The debut of Asia's first futures product on volatility, the Hang Seng Index Volatility Index futures, was cold-shouldered by investors yesterday, trading only 15 contracts.
Just 13 exchange participants took part in the trading of the product, including both institutional and retail brokers.
The HSI Volatility Index futures were launched by the Hong Kong Exchanges and Clearing, operator of the Hong Kong stock exchange, aiming to tap into institutional investors' growing need to hedge against market volatility.
The futures, traded on the Hong Kong stock exchange, offer investors an alternative to variance swaps, where investors have to take a position on the movement of a stock or an index with another financial institution.
However, even if financial institutions welcomed the futures as another positive sign of the development of Asia's fast-growing derivatives market, institutional investors showed little desire to actually buy the product.
Simon Yung, a director and head of warrant sales at Standard Chartered Bank, said that while the industry welcomed more alternatives on how to manage portfolio risks during market swings, market players would still like to 'wait and see' how effective the futures would be as a hedging instrument.

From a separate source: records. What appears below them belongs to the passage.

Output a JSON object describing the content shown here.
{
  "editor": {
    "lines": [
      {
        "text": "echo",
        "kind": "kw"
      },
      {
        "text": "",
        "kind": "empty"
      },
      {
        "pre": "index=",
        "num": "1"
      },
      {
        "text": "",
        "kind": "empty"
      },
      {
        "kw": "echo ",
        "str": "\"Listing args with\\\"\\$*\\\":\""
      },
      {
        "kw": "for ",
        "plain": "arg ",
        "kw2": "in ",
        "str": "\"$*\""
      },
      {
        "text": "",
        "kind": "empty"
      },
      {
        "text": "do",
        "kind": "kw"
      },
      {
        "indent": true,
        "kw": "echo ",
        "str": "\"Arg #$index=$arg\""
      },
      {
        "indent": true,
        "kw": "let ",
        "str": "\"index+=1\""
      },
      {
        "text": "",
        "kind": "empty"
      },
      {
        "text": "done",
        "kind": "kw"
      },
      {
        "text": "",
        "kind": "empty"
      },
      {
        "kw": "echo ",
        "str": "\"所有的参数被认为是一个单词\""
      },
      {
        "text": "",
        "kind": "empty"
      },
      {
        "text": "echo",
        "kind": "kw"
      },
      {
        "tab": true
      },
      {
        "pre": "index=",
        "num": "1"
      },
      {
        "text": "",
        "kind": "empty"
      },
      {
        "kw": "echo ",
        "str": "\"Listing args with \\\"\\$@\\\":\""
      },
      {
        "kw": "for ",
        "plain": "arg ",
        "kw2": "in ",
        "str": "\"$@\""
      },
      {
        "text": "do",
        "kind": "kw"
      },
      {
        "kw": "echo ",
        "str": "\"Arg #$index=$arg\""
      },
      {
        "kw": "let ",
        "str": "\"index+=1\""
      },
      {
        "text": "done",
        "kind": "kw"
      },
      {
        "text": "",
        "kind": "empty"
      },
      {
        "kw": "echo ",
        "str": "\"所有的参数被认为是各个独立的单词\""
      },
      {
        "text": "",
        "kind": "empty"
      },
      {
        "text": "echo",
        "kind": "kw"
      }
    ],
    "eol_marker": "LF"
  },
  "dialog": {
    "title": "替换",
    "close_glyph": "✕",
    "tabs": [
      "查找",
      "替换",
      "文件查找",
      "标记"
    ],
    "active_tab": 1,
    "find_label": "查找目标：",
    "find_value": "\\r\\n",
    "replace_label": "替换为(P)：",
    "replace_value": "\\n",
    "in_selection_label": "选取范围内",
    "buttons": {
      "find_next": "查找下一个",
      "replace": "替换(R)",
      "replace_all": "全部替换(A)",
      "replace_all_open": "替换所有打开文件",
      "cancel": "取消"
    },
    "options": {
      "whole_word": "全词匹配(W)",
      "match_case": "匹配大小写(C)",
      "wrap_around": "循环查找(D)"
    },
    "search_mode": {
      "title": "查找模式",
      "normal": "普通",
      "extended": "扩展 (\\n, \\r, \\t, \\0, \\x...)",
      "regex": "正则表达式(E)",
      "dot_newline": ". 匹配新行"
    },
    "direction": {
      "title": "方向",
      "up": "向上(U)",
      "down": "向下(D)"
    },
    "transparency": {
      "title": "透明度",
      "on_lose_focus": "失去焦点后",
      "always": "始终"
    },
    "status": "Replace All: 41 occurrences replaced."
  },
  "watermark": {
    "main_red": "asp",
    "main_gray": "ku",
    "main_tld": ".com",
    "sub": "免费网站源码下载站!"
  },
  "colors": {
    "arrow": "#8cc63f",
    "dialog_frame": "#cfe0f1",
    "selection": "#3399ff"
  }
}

But Calvin Tai, the head of the trading division at HKEx, insisted the number of contracts was 'encouraging' and in line with expectations.
The market needed more time to 'warm up' and was testing the product with small-size trades, he said.
He added that HKEx would continue to organise educational and promotional activities with both retail and institutional investors.
The Osaka Securities Exchange has also announced plans to launch futures on the Nikkei Stock Average Volatility Index next Monday.